A lanciare queste accuse è stato Fabijan Curi, figlio del ristoratore ucciso mercoledì sera a colpi di pistola in pieno centro a Lussinpiccolo: lo ha fatto rivolgendosi con queste parole ai media, accusando non solo lo zio omicida ma anche e soprattutto la polizia lussignana e uno dei suoi agenti. Secondo Curi, dopo che il padre era stato colpito mortalmente al collo i figli di Simon - i suoi cugini dunque - avrebbero cercato di ucciderlo con un’altra pistola, che invece si sarebbe bloccata. «Per fortuna ha fatto cilecca – ha aggiunto Fabijan – perché i miei cugini volevano eliminare il sottoscritto e mio fratello Nikola proprio mentre stavamo soccorrendo nostro padre, caduto a terra e morente».
L’omicida, 68 anni, è stato intanto trasferito in carcere a Fiume e interrogato in sede di Procura statale. È stata ascoltata dagli inquirenti anche una coppia di turisti stranieri che – ancora scioccati da quanto visto in via Priko a Lussinpiccolo – hanno raccontato agli inquirenti ciò che hanno visto quella sera. Il giudice inquirente del Tribunale regionale di Fiume, Vlado Bosner, ha disposto un mese di custodia cautelare nei confronti di Simon Curi in quanto sussiste il pericolo di inquinamento di prove e reiterazione di reato.
Il rischio maggiore riguarda proprio la reiterazione: i due rami della famiglia kosovara Curi sono da anni in pessimi rapporti e si teme appunto la vendetta di sangue, nel rispetto di un comportamento presente da secoli nella cultura albanese e dunque di riflesso in quella kosovara. Non per niente fin da giovedì scorso poliziotti lussignani sono impegnati a turno nel controllare a vista l’abitazione e il ristorante di Simon Curi.

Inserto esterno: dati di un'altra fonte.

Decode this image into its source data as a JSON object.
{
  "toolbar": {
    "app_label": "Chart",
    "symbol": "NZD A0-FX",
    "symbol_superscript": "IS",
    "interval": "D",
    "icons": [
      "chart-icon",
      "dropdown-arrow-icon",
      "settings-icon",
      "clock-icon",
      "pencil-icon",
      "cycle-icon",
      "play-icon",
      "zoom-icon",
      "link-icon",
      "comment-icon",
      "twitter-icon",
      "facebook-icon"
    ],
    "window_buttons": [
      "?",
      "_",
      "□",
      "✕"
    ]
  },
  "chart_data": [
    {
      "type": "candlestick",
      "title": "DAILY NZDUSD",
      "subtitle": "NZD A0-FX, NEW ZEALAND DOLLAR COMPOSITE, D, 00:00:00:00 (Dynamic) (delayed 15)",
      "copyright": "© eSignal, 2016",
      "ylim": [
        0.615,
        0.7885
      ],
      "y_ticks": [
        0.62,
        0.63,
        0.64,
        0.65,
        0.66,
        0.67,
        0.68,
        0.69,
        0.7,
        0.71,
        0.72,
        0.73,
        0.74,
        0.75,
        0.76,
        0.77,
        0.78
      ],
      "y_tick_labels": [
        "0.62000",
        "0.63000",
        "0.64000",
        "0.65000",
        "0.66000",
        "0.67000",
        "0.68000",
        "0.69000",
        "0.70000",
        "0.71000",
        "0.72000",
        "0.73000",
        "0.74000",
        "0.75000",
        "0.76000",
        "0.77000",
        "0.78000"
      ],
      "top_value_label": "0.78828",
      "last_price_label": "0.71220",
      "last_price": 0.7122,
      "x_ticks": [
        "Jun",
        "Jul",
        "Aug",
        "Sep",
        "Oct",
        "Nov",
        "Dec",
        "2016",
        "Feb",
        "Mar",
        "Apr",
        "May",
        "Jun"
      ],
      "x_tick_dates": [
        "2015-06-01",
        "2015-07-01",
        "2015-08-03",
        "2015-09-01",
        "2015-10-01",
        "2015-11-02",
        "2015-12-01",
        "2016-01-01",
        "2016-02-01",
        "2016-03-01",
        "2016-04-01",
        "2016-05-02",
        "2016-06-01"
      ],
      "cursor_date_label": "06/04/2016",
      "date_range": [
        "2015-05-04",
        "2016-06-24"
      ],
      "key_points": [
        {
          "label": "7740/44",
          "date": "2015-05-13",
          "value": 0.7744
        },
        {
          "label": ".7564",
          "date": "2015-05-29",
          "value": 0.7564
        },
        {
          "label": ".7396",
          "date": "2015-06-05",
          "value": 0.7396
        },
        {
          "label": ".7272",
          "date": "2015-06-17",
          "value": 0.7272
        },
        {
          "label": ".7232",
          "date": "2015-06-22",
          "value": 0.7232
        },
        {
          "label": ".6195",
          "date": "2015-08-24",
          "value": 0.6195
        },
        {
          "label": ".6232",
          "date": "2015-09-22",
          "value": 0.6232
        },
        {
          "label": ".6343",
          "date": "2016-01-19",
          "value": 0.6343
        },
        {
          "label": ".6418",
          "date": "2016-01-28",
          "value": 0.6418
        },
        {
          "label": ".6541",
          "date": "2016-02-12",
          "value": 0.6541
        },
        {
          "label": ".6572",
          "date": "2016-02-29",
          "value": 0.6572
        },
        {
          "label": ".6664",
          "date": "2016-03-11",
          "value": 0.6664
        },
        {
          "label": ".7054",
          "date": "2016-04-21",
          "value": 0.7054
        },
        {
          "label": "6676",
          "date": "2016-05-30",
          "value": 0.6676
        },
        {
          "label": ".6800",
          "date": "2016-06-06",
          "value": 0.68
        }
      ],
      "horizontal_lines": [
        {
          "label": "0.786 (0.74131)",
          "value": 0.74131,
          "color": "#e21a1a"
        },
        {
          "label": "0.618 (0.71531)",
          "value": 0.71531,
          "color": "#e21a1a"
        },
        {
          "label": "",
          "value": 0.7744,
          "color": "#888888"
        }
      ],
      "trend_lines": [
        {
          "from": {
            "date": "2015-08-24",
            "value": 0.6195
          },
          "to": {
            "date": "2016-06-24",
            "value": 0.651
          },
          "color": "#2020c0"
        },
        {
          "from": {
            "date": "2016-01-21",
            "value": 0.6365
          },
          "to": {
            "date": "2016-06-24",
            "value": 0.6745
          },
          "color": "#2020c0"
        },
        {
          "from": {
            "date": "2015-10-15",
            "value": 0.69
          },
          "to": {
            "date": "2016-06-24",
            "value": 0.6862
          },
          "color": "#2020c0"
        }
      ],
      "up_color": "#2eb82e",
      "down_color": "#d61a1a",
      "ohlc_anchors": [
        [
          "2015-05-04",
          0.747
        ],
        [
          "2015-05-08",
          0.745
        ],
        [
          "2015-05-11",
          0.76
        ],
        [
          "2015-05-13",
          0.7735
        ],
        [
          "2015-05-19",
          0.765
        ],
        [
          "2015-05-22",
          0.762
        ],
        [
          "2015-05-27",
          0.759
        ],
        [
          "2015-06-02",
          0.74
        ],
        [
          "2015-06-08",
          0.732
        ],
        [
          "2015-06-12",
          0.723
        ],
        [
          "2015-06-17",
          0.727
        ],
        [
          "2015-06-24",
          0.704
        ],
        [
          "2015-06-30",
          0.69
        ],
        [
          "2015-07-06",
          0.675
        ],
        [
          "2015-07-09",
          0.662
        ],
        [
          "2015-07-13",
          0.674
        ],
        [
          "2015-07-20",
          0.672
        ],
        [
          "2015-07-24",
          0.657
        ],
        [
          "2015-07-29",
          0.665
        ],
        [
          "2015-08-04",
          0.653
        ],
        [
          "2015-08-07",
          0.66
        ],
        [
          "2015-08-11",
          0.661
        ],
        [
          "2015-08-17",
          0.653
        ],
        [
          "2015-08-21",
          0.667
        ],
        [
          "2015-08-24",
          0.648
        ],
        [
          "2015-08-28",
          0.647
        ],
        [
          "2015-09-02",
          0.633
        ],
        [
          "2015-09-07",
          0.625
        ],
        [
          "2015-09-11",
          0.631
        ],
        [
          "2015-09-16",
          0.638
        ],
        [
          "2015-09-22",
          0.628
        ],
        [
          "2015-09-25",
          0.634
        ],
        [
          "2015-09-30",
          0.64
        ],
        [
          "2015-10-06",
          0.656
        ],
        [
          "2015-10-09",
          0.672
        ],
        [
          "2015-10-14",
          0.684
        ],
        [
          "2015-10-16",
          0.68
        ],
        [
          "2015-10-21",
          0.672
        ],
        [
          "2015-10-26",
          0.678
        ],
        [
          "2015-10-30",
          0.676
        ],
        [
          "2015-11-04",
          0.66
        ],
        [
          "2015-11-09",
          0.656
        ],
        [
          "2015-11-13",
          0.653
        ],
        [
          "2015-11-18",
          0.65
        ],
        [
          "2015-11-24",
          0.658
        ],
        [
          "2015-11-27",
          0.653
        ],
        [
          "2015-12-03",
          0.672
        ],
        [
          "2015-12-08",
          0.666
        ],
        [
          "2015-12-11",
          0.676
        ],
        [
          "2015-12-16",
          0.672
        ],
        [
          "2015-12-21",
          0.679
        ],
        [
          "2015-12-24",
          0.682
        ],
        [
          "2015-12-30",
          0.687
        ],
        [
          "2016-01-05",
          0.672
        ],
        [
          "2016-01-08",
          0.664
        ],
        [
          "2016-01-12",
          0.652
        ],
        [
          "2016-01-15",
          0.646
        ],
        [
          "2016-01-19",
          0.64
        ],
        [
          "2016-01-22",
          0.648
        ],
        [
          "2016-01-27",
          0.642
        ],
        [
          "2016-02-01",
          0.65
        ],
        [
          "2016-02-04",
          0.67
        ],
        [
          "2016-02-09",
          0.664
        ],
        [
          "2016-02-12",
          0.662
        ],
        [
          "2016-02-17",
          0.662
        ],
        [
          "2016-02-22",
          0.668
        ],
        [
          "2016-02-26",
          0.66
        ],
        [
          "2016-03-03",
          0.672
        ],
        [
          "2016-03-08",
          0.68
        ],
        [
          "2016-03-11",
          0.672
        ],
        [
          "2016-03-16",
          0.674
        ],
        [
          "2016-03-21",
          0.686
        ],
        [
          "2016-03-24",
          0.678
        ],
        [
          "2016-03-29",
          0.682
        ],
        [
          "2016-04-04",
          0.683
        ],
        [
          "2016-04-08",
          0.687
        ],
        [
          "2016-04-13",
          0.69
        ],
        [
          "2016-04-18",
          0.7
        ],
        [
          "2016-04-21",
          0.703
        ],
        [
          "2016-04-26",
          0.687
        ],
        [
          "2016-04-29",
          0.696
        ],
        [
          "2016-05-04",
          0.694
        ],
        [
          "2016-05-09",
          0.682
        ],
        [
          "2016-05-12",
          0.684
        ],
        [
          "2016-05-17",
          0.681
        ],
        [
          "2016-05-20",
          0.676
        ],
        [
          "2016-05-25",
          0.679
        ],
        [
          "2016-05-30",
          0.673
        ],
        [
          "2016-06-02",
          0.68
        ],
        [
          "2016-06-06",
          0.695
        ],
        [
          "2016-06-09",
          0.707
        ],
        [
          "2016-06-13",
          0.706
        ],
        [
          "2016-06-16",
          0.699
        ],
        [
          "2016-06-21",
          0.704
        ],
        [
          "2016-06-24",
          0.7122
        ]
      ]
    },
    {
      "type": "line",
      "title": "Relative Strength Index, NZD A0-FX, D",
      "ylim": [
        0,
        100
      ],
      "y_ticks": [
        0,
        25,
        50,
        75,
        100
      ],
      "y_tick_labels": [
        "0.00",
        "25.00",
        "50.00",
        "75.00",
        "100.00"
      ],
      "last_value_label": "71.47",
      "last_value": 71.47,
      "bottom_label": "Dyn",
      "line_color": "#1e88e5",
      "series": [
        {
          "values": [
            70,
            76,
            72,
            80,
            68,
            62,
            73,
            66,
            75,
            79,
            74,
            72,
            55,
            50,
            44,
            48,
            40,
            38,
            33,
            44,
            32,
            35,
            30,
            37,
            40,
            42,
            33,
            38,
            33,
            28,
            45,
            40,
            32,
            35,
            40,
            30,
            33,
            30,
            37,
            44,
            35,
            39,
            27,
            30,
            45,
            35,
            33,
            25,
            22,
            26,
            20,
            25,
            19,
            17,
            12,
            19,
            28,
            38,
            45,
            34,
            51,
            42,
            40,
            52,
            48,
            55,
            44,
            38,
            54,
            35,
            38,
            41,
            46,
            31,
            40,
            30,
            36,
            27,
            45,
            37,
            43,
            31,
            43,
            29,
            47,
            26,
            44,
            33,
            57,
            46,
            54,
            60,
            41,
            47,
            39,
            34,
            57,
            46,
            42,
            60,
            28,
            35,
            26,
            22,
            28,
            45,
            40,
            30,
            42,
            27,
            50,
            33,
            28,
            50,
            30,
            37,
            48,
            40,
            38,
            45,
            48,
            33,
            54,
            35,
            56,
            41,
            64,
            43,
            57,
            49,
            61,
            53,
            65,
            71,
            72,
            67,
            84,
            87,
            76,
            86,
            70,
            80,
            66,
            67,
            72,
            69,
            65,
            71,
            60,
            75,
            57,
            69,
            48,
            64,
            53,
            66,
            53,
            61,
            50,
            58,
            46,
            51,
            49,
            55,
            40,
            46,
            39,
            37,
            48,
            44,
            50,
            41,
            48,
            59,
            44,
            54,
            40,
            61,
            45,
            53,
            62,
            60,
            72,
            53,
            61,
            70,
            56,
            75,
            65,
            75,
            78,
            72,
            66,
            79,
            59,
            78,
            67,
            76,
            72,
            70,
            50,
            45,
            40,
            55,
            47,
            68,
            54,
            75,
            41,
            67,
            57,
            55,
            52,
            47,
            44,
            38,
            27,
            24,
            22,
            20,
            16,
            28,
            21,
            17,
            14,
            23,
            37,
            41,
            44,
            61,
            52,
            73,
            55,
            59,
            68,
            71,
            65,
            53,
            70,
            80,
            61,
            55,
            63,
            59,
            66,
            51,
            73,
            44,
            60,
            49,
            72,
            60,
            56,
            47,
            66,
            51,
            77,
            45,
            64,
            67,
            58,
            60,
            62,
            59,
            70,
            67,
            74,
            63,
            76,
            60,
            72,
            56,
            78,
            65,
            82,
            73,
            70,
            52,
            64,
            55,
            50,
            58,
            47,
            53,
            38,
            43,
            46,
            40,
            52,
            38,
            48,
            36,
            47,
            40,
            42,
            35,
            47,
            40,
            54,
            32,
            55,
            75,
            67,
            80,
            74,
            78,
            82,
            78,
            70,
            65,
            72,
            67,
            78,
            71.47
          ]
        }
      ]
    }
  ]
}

Stando a quanto scrivono alcuni mezzi d’informazione croati, nel primo interrogatorio sostenuto a Fiume l’uomo accusato del fratricidio avrebbe pronunciato frasi senza senso, citando il fratello ucciso e il posto vuoto lasciato in una chiesa cattolica. Si è venuto inoltre a sapere che l’arma con cui Simon ha fatto fuoco contro il fratello non era registrata. L’assassino non possedeva insomma il porto d’armi. Una brutta storia dunque, una faida culminata intorno alle 23 di mercoledì scorso in una sparatoria avvenuta davanti a turisti e passanti.
Gjergj e Simon Curi, proprietari dei ristoranti sulla riva Koralj e Galeb, litigavano da tempo a causa dei due locali, situati uno accanto all’altro. Questione di invidie legate al numero di clienti e alla concorrenza che si facevano i fratelli. Un rapporto sfociato nella tragedia che solo per puro caso non ha provocato altre vittime tra i turisti e gli isolani presenti in quegli attimi in via Priko.